BEIRUT: Saudi Arabian Military Industries (SAMI) is planning to invest up to $1.8 billion (SR7 billion) during the coming period, in strategic partnerships, projects, and certain acquisitions, CEO Walid Abukhaled told Asharq News in an interview on the sidelines of the Future Investment Initiative (FFI) summit.
SAMI is also aiming at localizing over 50 percent of government military purchases by 2030, in line with the government’s goal for the Kingdom to be self-sufficient.
Achieving the 50 percent target by 2030 is challenging, especially as the company started with around 3 percent of government purchases when SAMI was set up in 2017, but the CEO is confident he can achieve it. “I’m shooting for a minimum of 60 percent, maybe more,” he told Arab News in an interview earlier this month.
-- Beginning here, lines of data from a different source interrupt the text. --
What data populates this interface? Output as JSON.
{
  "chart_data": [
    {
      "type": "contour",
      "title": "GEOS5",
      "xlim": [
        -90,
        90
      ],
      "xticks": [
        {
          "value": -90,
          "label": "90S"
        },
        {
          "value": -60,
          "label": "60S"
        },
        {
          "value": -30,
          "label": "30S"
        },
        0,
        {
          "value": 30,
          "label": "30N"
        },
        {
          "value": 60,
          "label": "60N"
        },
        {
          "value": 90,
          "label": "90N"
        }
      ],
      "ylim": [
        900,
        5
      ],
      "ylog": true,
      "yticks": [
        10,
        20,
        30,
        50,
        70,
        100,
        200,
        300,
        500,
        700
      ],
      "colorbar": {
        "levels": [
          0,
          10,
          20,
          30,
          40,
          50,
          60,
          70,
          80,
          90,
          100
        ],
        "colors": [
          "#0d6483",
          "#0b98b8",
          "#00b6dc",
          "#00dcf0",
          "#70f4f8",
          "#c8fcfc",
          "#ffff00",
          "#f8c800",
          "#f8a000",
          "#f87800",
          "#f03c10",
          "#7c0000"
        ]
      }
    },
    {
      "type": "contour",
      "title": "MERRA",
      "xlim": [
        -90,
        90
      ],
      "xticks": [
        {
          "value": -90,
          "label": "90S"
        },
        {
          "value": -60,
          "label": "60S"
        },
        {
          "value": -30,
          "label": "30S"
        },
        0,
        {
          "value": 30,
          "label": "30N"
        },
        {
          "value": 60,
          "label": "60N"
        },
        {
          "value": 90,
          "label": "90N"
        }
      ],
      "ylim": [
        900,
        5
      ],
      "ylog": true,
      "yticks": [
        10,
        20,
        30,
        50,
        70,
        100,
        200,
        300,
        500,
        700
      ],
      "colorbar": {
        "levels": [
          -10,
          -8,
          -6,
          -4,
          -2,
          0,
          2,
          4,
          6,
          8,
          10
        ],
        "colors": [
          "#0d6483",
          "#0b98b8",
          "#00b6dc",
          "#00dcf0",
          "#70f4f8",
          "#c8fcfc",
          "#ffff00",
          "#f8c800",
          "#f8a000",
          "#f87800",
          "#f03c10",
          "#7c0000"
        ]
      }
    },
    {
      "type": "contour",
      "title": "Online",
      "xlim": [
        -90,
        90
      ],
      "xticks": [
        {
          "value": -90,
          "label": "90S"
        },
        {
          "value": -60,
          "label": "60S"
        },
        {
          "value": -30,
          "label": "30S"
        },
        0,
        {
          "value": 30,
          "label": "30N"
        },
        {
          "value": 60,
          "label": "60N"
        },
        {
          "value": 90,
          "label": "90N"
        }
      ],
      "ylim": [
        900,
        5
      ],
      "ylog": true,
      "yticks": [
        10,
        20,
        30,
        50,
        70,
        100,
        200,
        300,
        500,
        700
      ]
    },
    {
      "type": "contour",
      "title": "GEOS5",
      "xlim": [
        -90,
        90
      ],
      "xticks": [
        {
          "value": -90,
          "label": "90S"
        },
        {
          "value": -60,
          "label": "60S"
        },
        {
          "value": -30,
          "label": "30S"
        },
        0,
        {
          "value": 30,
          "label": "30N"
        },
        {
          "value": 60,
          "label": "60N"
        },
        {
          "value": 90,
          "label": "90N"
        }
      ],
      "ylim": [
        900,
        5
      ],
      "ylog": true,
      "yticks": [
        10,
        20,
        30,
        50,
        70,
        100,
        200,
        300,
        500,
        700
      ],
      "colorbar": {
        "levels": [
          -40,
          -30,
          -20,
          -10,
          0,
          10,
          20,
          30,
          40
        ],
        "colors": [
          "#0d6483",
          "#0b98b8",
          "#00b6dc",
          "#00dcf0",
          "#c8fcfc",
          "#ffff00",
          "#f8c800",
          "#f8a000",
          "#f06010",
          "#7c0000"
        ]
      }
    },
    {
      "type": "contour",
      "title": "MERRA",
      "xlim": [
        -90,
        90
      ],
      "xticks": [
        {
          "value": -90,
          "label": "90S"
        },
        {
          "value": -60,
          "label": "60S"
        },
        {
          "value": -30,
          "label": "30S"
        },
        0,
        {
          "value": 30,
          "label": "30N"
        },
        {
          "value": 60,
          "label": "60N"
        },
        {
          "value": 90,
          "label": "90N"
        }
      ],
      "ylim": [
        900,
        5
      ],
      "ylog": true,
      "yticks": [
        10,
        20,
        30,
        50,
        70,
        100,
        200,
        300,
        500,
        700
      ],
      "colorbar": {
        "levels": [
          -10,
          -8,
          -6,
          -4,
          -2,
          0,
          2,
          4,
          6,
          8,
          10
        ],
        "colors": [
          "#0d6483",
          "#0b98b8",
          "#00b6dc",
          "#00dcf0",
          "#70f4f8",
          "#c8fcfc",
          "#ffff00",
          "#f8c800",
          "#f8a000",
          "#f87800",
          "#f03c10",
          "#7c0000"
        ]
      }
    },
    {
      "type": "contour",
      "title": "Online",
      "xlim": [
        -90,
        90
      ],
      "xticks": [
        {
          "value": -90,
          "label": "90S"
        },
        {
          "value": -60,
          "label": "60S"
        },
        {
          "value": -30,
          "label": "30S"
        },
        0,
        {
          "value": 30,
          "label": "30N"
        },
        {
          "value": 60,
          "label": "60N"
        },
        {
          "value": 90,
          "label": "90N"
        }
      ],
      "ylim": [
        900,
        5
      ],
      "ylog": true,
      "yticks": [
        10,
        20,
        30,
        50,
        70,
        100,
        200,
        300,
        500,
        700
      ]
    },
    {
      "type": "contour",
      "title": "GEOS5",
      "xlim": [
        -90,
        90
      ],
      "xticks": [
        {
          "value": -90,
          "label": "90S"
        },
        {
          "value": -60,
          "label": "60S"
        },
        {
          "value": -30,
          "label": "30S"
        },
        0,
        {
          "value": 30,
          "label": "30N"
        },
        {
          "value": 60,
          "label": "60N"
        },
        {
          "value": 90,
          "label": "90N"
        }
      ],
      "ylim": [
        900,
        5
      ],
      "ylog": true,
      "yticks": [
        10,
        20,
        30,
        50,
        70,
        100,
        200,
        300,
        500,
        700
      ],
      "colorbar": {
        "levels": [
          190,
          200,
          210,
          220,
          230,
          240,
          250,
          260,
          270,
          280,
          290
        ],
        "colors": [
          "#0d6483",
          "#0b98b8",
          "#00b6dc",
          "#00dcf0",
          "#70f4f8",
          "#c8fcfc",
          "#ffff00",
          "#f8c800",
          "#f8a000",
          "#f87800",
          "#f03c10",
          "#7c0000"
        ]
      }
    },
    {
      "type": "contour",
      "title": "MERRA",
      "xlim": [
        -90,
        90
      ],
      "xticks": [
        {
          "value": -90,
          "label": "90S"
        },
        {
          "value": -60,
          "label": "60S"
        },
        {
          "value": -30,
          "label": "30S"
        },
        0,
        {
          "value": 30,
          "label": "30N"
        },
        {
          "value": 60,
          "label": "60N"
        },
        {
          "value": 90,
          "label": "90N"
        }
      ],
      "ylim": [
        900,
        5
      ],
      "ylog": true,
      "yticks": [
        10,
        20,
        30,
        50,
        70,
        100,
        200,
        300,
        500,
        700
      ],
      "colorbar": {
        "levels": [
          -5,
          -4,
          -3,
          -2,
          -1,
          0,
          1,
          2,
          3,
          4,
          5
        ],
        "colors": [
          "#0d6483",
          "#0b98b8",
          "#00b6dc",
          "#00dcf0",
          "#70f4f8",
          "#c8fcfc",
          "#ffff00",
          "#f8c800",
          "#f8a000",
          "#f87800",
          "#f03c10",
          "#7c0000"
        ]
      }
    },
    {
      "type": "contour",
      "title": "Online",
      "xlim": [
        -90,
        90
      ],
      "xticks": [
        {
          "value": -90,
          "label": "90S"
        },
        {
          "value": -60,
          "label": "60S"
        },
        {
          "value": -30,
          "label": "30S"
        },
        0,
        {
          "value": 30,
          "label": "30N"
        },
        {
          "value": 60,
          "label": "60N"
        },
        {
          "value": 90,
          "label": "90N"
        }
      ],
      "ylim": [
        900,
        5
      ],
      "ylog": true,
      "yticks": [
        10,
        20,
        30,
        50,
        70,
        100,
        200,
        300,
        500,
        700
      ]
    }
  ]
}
His ambitious goal received a significant boost recently when SAMI acquired the Advanced Electronics Co. (AEC), buying out the 50 percent stake held by British defense giant BAE Systems.
SAMI is aiming to be ranked among the top 25 defense companies in the world by 2030, and the acquisition of AEC has given it a big push in that direction, taking many years off the timescale toward that goal.
SAMI does not enter into partnerships and projects only for profit, and the main goal is to share knowledge and transfer technology, said Abukhaled, adding that the company has a budget for research and investment in Saudi Arabia.
Abukhaled told Asharq the company already has partnerships with many international companies around the world, including Lockheed Martin, Northrop Grumman, and French company Thales.
Saudi Arabia is the world’s third-biggest defense spender and until recently it imported virtually all of its military equipment from abroad.